Ebenso ambivalent ist jedoch Yoavs Kontakt zu anderen Israelis in Paris, die er, so gut es geht, meidet. Als Karikaturen des israelischen Hypermachismo gezeichnet, rühren diese Figuren einen dennoch an: Einer von ihnen ist besessen von der Idee, dass überall Antisemiten lauern, und setzt im Alltag alles daran, diese durch entsprechende Aktionen zu provozieren, sei es in der Metro oder in der Kneipe. Ein anderer verbringt seine Freizeit damit, sich in organisierten Kämpfen mit Rechtsradikalen bis aufs Blut zu prügeln. Die Terrorismus-Gefahr ist bei beiden zum Dreh- und Angelpunkt ihres Denkens geworden.
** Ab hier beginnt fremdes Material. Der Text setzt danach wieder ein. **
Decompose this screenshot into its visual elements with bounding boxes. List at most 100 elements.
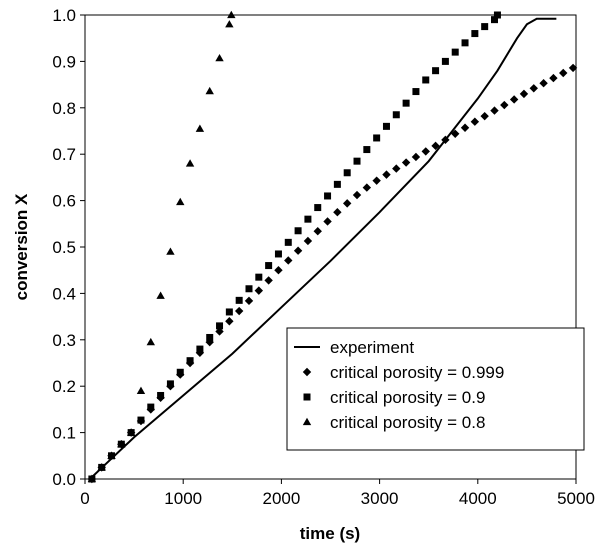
y-tick-label: 0.8 <box>52 99 76 118</box>
legend-marker-square <box>303 393 311 401</box>
data-point-square <box>493 11 501 19</box>
data-point-square <box>324 192 332 200</box>
data-point-square <box>422 76 430 84</box>
data-point-square <box>314 204 322 212</box>
data-point-diamond <box>431 141 440 151</box>
y-tick-label: 0.3 <box>52 331 76 350</box>
data-point-diamond <box>323 217 332 226</box>
data-point-diamond <box>451 129 460 138</box>
data-point-diamond <box>401 158 411 167</box>
y-axis: 0.0 0.1 0.2 0.3 0.4 0.5 0.6 0.7 0.8 0.9 1.0 <box>52 6 85 489</box>
data-point-diamond <box>244 296 254 306</box>
data-point-diamond <box>342 199 352 208</box>
x-tick-label: 2000 <box>262 489 300 508</box>
data-point-square <box>461 39 469 47</box>
data-point-triangle <box>87 474 97 483</box>
data-point-diamond <box>519 89 529 99</box>
data-point-diamond <box>234 306 244 316</box>
data-point-square <box>490 16 498 24</box>
data-point-square <box>333 180 341 188</box>
data-point-diamond <box>421 147 430 156</box>
series-layer <box>87 10 578 484</box>
data-point-diamond <box>490 106 499 115</box>
data-point-square <box>147 403 155 411</box>
legend: experiment critical porosity = 0.999 criti… <box>286 327 585 451</box>
data-point-diamond <box>470 117 480 126</box>
data-point-diamond <box>392 164 401 173</box>
y-tick-label: 0.6 <box>52 192 76 211</box>
data-point-square <box>412 88 420 96</box>
x-tick-label: 3000 <box>361 489 399 508</box>
data-point-triangle <box>107 451 116 459</box>
legend-label: critical porosity = 0.9 <box>330 388 485 407</box>
x-tick-label: 5000 <box>557 489 595 508</box>
data-point-diamond <box>411 152 421 162</box>
x-tick-label: 0 <box>80 489 89 508</box>
data-point-square <box>441 57 449 65</box>
data-point-square <box>432 67 440 75</box>
data-point-triangle <box>126 428 136 436</box>
data-point-square <box>186 357 194 365</box>
data-point-square <box>216 322 224 330</box>
data-point-square <box>176 368 184 376</box>
legend-marker-triangle <box>302 417 312 426</box>
data-point-square <box>402 99 410 107</box>
data-point-square <box>471 30 479 38</box>
y-tick-label: 0.4 <box>52 284 76 303</box>
data-point-square <box>363 146 371 154</box>
data-point-diamond <box>333 208 342 217</box>
data-point-diamond <box>480 111 489 121</box>
data-point-square <box>157 391 165 399</box>
data-point-square <box>343 169 351 177</box>
data-point-diamond <box>225 317 234 326</box>
data-point-triangle <box>146 337 155 346</box>
data-point-square <box>284 238 292 246</box>
y-axis-title: conversion X <box>12 193 31 300</box>
data-point-diamond <box>313 227 322 236</box>
data-point-triangle <box>225 20 234 28</box>
y-tick-label: 0.2 <box>52 377 76 396</box>
data-point-triangle <box>227 10 236 19</box>
data-point-square <box>382 122 390 130</box>
data-point-square <box>274 250 282 258</box>
data-point-diamond <box>362 183 372 192</box>
data-point-diamond <box>293 246 303 255</box>
data-point-diamond <box>382 170 391 179</box>
data-point-diamond <box>441 135 450 145</box>
data-point-diamond <box>264 276 273 285</box>
y-tick-label: 0.5 <box>52 238 76 257</box>
data-point-triangle <box>195 124 205 132</box>
data-point-diamond <box>509 95 519 104</box>
data-point-triangle <box>185 159 195 167</box>
data-point-triangle <box>176 197 185 206</box>
data-point-diamond <box>372 176 381 185</box>
data-point-square <box>304 215 312 223</box>
data-point-triangle <box>117 440 126 448</box>
data-point-diamond <box>568 63 578 73</box>
series-2 <box>88 11 501 483</box>
y-tick-label: 0.9 <box>52 52 76 71</box>
data-point-square <box>206 333 214 341</box>
legend-label: experiment <box>330 338 414 357</box>
x-tick-label: 4000 <box>459 489 497 508</box>
data-point-diamond <box>352 190 362 200</box>
data-point-triangle <box>136 386 146 394</box>
legend-marker-diamond <box>302 367 312 377</box>
data-point-triangle <box>156 291 165 299</box>
data-point-square <box>166 380 174 388</box>
data-point-square <box>392 111 400 119</box>
legend-box <box>286 327 585 451</box>
data-point-diamond <box>284 256 293 265</box>
data-point-triangle <box>205 86 214 95</box>
y-tick-label: 0.0 <box>52 470 76 489</box>
series-0 <box>89 17 557 480</box>
data-point-triangle <box>215 53 224 62</box>
data-point-diamond <box>549 73 558 83</box>
data-point-square <box>353 157 361 165</box>
data-point-diamond <box>254 286 264 295</box>
data-point-square <box>481 23 489 31</box>
data-point-diamond <box>559 68 568 78</box>
data-point-square <box>265 262 273 270</box>
data-point-diamond <box>215 327 224 336</box>
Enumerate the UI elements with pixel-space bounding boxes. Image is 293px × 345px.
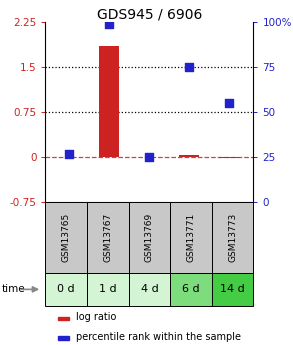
Point xyxy=(107,21,112,27)
Bar xyxy=(58,336,69,339)
Text: percentile rank within the sample: percentile rank within the sample xyxy=(76,332,241,342)
Point xyxy=(187,65,192,70)
Text: GSM13767: GSM13767 xyxy=(103,213,112,262)
Text: GSM13765: GSM13765 xyxy=(62,213,71,262)
Point xyxy=(67,151,72,156)
Bar xyxy=(170,273,212,306)
Bar xyxy=(212,202,253,273)
Bar xyxy=(45,202,87,273)
Bar xyxy=(58,317,69,320)
Bar xyxy=(45,273,87,306)
Text: log ratio: log ratio xyxy=(76,312,116,322)
Bar xyxy=(219,157,239,158)
Bar xyxy=(212,273,253,306)
Text: 6 d: 6 d xyxy=(182,284,200,294)
Text: GSM13773: GSM13773 xyxy=(228,213,237,262)
Bar xyxy=(129,202,170,273)
Text: GSM13771: GSM13771 xyxy=(187,213,195,262)
Point xyxy=(147,155,152,160)
Text: 14 d: 14 d xyxy=(220,284,245,294)
Bar xyxy=(87,273,129,306)
Text: time: time xyxy=(2,284,25,294)
Bar xyxy=(129,273,170,306)
Bar xyxy=(99,46,120,157)
Text: 0 d: 0 d xyxy=(57,284,75,294)
Point xyxy=(227,100,232,106)
Bar xyxy=(87,202,129,273)
Bar xyxy=(179,155,200,157)
Text: 1 d: 1 d xyxy=(99,284,117,294)
Text: GSM13769: GSM13769 xyxy=(145,213,154,262)
Title: GDS945 / 6906: GDS945 / 6906 xyxy=(97,7,202,21)
Text: 4 d: 4 d xyxy=(141,284,158,294)
Bar xyxy=(170,202,212,273)
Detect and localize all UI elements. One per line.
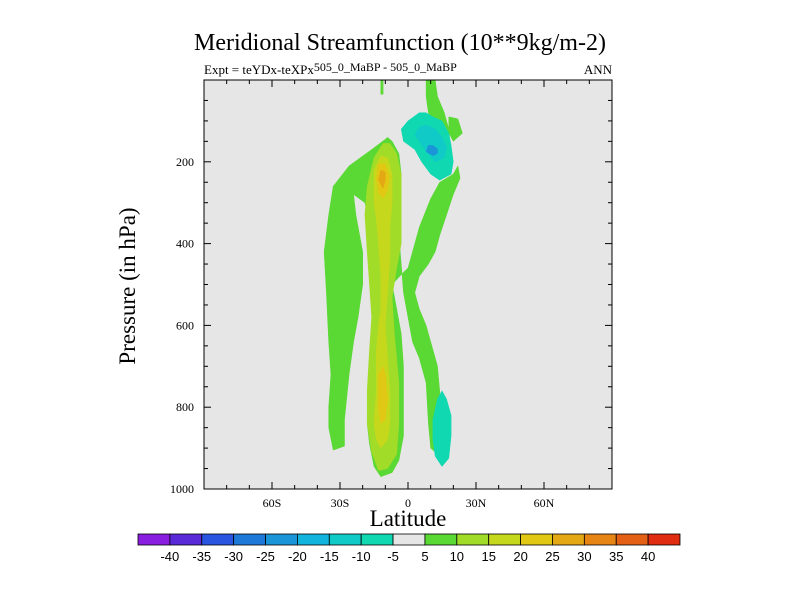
chart-title: Meridional Streamfunction (10**9kg/m-2) [194, 30, 606, 56]
colorbar-swatch [392, 533, 426, 546]
colorbar-swatch [233, 533, 266, 546]
colorbar-label: 15 [481, 549, 495, 564]
colorbar-label: 30 [577, 549, 591, 564]
colorbar-swatch [265, 533, 298, 546]
colorbar-swatch [137, 533, 171, 546]
colorbar-label: -10 [352, 549, 371, 564]
colorbar-swatch [424, 533, 458, 546]
colorbar-swatch [647, 533, 681, 546]
colorbar-swatch [201, 533, 235, 546]
colorbar-swatch [297, 533, 330, 546]
colorbar-swatch [488, 533, 521, 546]
contour-positive-top-sliver [380, 79, 384, 95]
x-tick-label: 60S [263, 496, 282, 510]
contour-regions [323, 79, 463, 478]
colorbar-label: 20 [513, 549, 527, 564]
contour-positive-right-bar-top [448, 116, 463, 142]
colorbar-label: -5 [387, 549, 399, 564]
experiment-name: Expt = teYDx-teXPx [204, 62, 314, 77]
y-tick-label: 600 [176, 318, 194, 332]
contour-positive-core-20-25-lower [378, 365, 388, 425]
experiment-subtitle: Expt = teYDx-teXPx505_0_MaBP - 505_0_MaB… [204, 60, 457, 78]
colorbar-label: -25 [256, 549, 275, 564]
contour-positive-core-25-35 [378, 169, 386, 190]
x-tick-label: 30S [331, 496, 350, 510]
colorbar-label: -35 [192, 549, 211, 564]
x-axis-title: Latitude [369, 506, 447, 531]
colorbar-label: -30 [224, 549, 243, 564]
season-label: ANN [583, 62, 612, 77]
y-tick-label: 1000 [170, 482, 194, 496]
colorbar-swatch [360, 533, 394, 546]
x-tick-label: 60N [534, 496, 555, 510]
colorbar-label: 40 [641, 549, 655, 564]
colorbar-label: -20 [288, 549, 307, 564]
contour-negative-upper-cell-center [425, 145, 438, 156]
colorbar-swatch [169, 533, 203, 546]
colorbar-swatch [520, 533, 553, 546]
axis-ticks: 60S 30S 0 30N 60N 200 400 600 800 1000 [170, 79, 613, 510]
y-axis-title-text: Pressure (in hPa) [115, 207, 140, 365]
colorbar-label: 10 [450, 549, 464, 564]
colorbar-label: 35 [609, 549, 623, 564]
colorbar: -40 -35 -30 -25 -20 -15 -10 -5 5 10 15 20 25 30 35 40 [137, 533, 681, 564]
y-tick-label: 800 [176, 400, 194, 414]
colorbar-label: -40 [160, 549, 179, 564]
colorbar-label: -15 [320, 549, 339, 564]
contour-negative-upper-cell-core [414, 124, 447, 163]
colorbar-swatch [552, 533, 585, 546]
x-tick-label: 0 [405, 496, 411, 510]
y-tick-label: 400 [176, 237, 194, 251]
experiment-period: 505_0_MaBP - 505_0_MaBP [313, 60, 457, 74]
colorbar-swatch [328, 533, 362, 546]
colorbar-label: 25 [545, 549, 559, 564]
colorbar-swatch [583, 533, 617, 546]
colorbar-label: 5 [421, 549, 428, 564]
colorbar-swatch [615, 533, 649, 546]
colorbar-swatch [456, 533, 490, 546]
y-tick-label: 200 [176, 155, 194, 169]
contour-negative-lower-cell [432, 390, 452, 467]
x-tick-label: 30N [466, 496, 487, 510]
Ernst und bittere Komik halten sich in SYNONYMES gekonnt die Waage, sehr schnell findet der Film seinen eigenen Ton und überzeugt immer wieder mit einem eigenwilligen und oftmals erfrischenden Blick auf das scheinbar so vertraute Thema des Fremdseins. Eine Episode, in der Yoav als Aktmodell für einen Künstler/Pornoproduzenten sein Einkommen aufbessert, geht allerdings an die Grenze des Erträglichen. Der junge Mann soll offensichtlich Klischees bedienen, die sich im Kopf des Künstlers abspielen. Yoav muss aggressiv und wütend schauen, und schließlich soll er sich an seinen Penis fassen und den begleitenden „dirty talk“ auch auf Hebräisch liefern. Er, der es bisher konsequent abgelehnt hat, seine Muttersprache in Paris in den Mund zu nehmen, tut schließlich, wie ihm geheißen und steigert sich ob dieser Erniedrigung in eine wütende Schreitirade hinein. Ansonsten in seinem Spiel eher zurückhaltend, aber vielschichtig, überzeugt Tom Mercier als Yoav über den gesamten Film hinweg mit seiner schauspielerischen Nuancierung und körperlichen Präsenz.
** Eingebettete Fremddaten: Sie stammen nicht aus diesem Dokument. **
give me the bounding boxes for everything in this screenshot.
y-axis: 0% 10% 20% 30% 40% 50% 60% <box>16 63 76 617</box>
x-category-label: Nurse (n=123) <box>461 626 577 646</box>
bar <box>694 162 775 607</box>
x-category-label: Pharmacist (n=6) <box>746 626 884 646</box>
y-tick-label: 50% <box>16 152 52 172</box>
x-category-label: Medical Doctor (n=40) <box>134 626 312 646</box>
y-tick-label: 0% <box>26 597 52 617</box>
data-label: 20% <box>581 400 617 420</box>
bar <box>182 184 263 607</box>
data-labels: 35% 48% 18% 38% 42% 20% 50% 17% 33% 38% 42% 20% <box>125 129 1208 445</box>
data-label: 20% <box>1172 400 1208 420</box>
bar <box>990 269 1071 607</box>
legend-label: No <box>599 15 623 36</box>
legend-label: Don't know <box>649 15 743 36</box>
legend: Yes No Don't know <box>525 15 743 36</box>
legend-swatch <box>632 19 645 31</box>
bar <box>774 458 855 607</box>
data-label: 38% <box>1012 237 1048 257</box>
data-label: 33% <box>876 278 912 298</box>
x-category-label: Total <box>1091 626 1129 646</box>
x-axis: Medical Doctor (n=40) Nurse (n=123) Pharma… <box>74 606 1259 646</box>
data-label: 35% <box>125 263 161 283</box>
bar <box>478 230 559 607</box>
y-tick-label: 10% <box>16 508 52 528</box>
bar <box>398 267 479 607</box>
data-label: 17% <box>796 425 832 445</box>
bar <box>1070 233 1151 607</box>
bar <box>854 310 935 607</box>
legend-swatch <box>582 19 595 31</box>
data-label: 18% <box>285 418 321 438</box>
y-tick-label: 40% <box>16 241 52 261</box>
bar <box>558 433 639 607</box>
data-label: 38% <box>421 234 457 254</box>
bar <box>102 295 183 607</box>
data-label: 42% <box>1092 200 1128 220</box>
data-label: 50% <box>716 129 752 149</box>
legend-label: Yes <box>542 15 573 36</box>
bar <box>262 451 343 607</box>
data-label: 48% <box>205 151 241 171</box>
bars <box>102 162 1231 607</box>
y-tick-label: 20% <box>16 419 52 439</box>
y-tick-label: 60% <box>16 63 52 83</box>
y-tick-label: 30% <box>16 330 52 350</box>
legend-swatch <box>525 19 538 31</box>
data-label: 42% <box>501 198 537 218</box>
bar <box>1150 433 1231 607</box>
Der Film stellt verschiedene Pathologien nationaler Identität gegeneinander und setzt diese in Bezug zu einer persönlichen Traumatisierung, die aber letztlich ebenfalls gesellschaftlich und politisch verankert ist. Nadav Lapid er schreckt auch nicht davor zurück, die blutrünstige DNA der nationalen französischen Identität – in der Marsellaise in Worte gegossen – daneben zu stellen. Können wir uns aussuchen, wer wir sind? Und was sagen die anderen dazu, zu denen wir gehören wollen? Wie sehen sie uns, können sie uns als Mensch wahrnehmen oder nur als Folie für ihre Projektionen? Die Antworten, die der Film nahelegt, sind ernüchternd.